I'm at the Beyond Broadcast conference here at Harvard where James Boyle of Duke Law school just gave a brilliant opening keynote. See Ethan's thorough summary of the talk here. (You can follow the conference on the live webcast here.)
Boyle pointed out that the Internet - and its freeness - actually happened by accident. "Its not that history is sweeping us to greater openness inexorably," he points out. It's that a bunch of geeks were accidentally allowed to make this happen.
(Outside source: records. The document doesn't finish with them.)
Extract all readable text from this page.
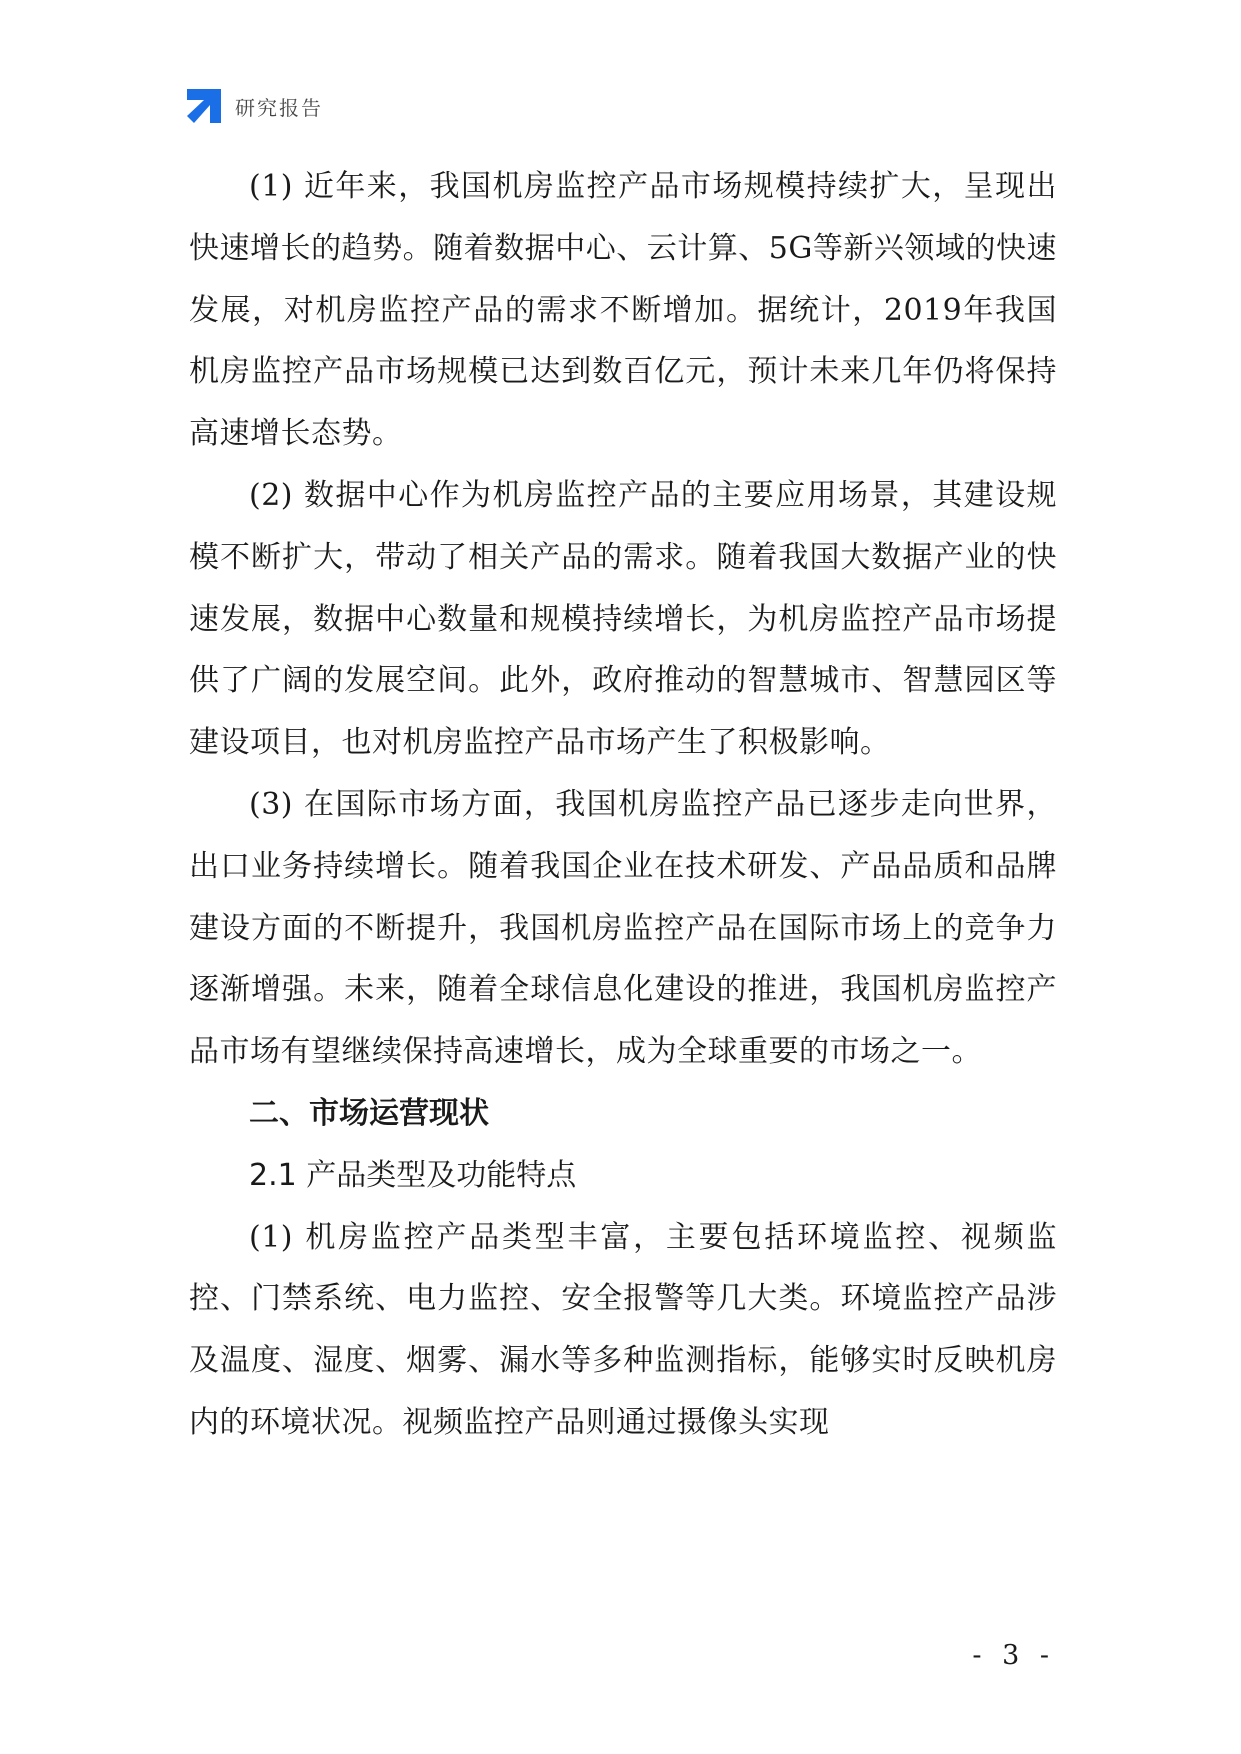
研究报告

(1) 近年来，我国机房监控产品市场规模持续扩大，呈现出快速增长的趋势。随着数据中心、云计算、5G等新兴领域的快速发展，对机房监控产品的需求不断增加。据统计，2019年我国机房监控产品市场规模已达到数百亿元，预计未来几年仍将保持高速增长态势。

(2) 数据中心作为机房监控产品的主要应用场景，其建设规模不断扩大，带动了相关产品的需求。随着我国大数据产业的快速发展，数据中心数量和规模持续增长，为机房监控产品市场提供了广阔的发展空间。此外，政府推动的智慧城市、智慧园区等建设项目，也对机房监控产品市场产生了积极影响。

(3) 在国际市场方面，我国机房监控产品已逐步走向世界，出口业务持续增长。随着我国企业在技术研发、产品品质和品牌建设方面的不断提升，我国机房监控产品在国际市场上的竞争力逐渐增强。未来，随着全球信息化建设的推进，我国机房监控产品市场有望继续保持高速增长，成为全球重要的市场之一。

二、市场运营现状

2.1 产品类型及功能特点

(1) 机房监控产品类型丰富，主要包括环境监控、视频监控、门禁系统、电力监控、安全报警等几大类。环境监控产品涉及温度、湿度、烟雾、漏水等多种监测指标，能够实时反映机房内的环境状况。视频监控产品则通过摄像头实现

- 3 -
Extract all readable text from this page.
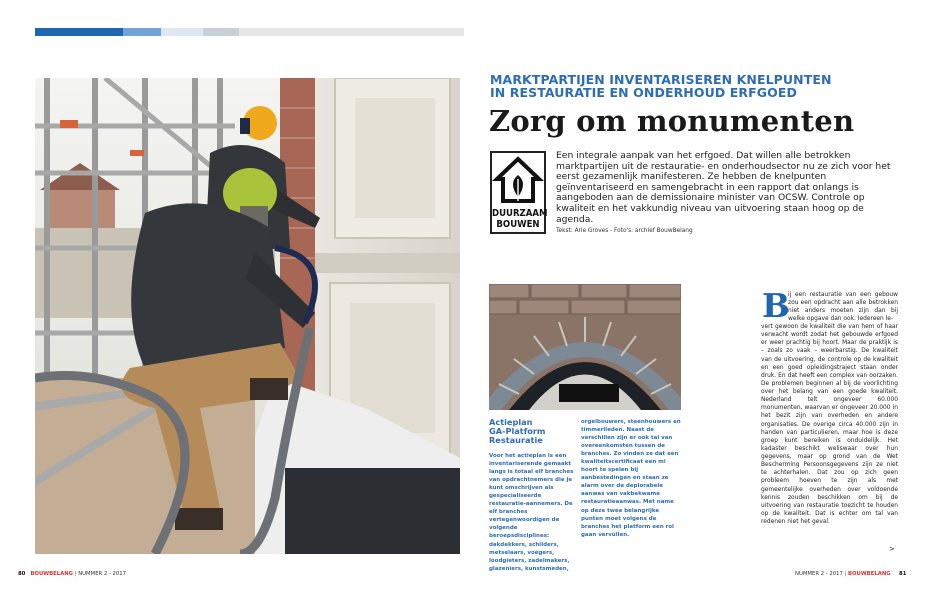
MARKTPARTIJEN INVENTARISEREN KNELPUNTEN
IN RESTAURATIE EN ONDERHOUD ERFGOED
Zorg om monumenten
DUURZAAM
BOUWEN
Een integrale aanpak van het erfgoed. Dat willen alle betrokken marktpartijen uit de restauratie- en onderhoudsector nu ze zich voor het eerst gezamenlijk manifesteren. Ze hebben de knelpunten geïnventariseerd en samengebracht in een rapport dat onlangs is aangeboden aan de demissionaire minister van OCSW. Controle op kwaliteit en het vakkundig niveau van uitvoering staan hoog op de agenda.
Tekst: Arie Groves - Foto's: archief BouwBelang
Actieplan
GA-Platform
Restauratie
Voor het actieplan is een inventariserende gemaakt langs is totaal elf branches van opdrachtnemers die je kunt omschrijven als gespecialiseerde restauratie-aannemers. De elf branches vertegenwoordigen de volgende beroepsdisciplines: dakdekkers, schilders, metselaars, voegers, loodgieters, zadelmakers, glazeniers, kunstsmeden,
orgelbouwers, steenhouwers en timmerlieden. Naast de verschillen zijn er ook tal van overeenkomsten tussen de branches. Zo vinden ze dat een kwaliteitscertificaat een mi hoort te spelen bij aanbestedingen en staan ze alarm over de deplorabele aanwas van vakbekwame restauratieaanwas. Met name op deze twee belangrijke punten moet volgens de branches het platform een rol gaan vervullen.
B
ij een restauratie van een gebouw zou een opdracht aan alle betrokken niet anders moeten zijn dan bij welke opgave dan ook. Iedereen le-
vert gewoon de kwaliteit die van hem of haar verwacht wordt zodat het gebouwde erfgoed er weer prachtig bij hoort. Maar de praktijk is – zoals zo vaak – weerbarstig. De kwaliteit van de uitvoering, de controle op de kwaliteit en een goed opleidingstraject staan onder druk. En dat heeft een complex van oorzaken. De problemen beginnen al bij de voorlichting over het belang van een goede kwaliteit. Nederland telt ongeveer 60.000 monumenten, waarvan er ongeveer 20.000 in het bezit zijn van overheden en andere organisaties. De overige circa 40.000 zijn in handen van particulieren, maar hoe is deze groep kunt bereiken is onduidelijk. Het kadaster beschikt weliswaar over hun gegevens, maar op grond van de Wet Bescherming Persoonsgegevens zijn ze niet te achterhalen. Dat zou op zich geen probleem hoeven te zijn als met gemeentelijke overheden over voldoende kennis zouden beschikken om bij de uitvoering van restauratie toezicht te houden op de kwaliteit. Dat is echter om tal van redenen niet het geval.
>
80 BOUWBELANG | NUMMER 2 - 2017	NUMMER 2 - 2017 | BOUWBELANG 81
If a bunch of government officials, lawyers and companies had been able to sit down and design the internet, rather than the network where control is at the ends and anybody can create virtually anything, it would have been constructed in a much more top-down, centrally controlled way. Corporate and government forces worldwide are trying very hard now to take it in that direction. We cannot assume that freedom will win because the net is intrinsically free. It's not. And it will cease to be free unless people fight to keep it that way.
Boyle points out that we as humans have a horrible track record at predicting the future. With this in mind we need to operate under the following assumptions if we want to create system that maximize social benefit and individual freedom:
1. Make sure you leave as open as possible for as long as possible the construction and design of the system you're making;
2. Make sure you're open to as many kinds of feedback as possible for as long as possible in order to collect and incorporate ideas, and adjust to problems that never would have occurred to you independently;
3. Push against your own instincts about what kinds of control are needed.
Sounds like good advice for any media organization.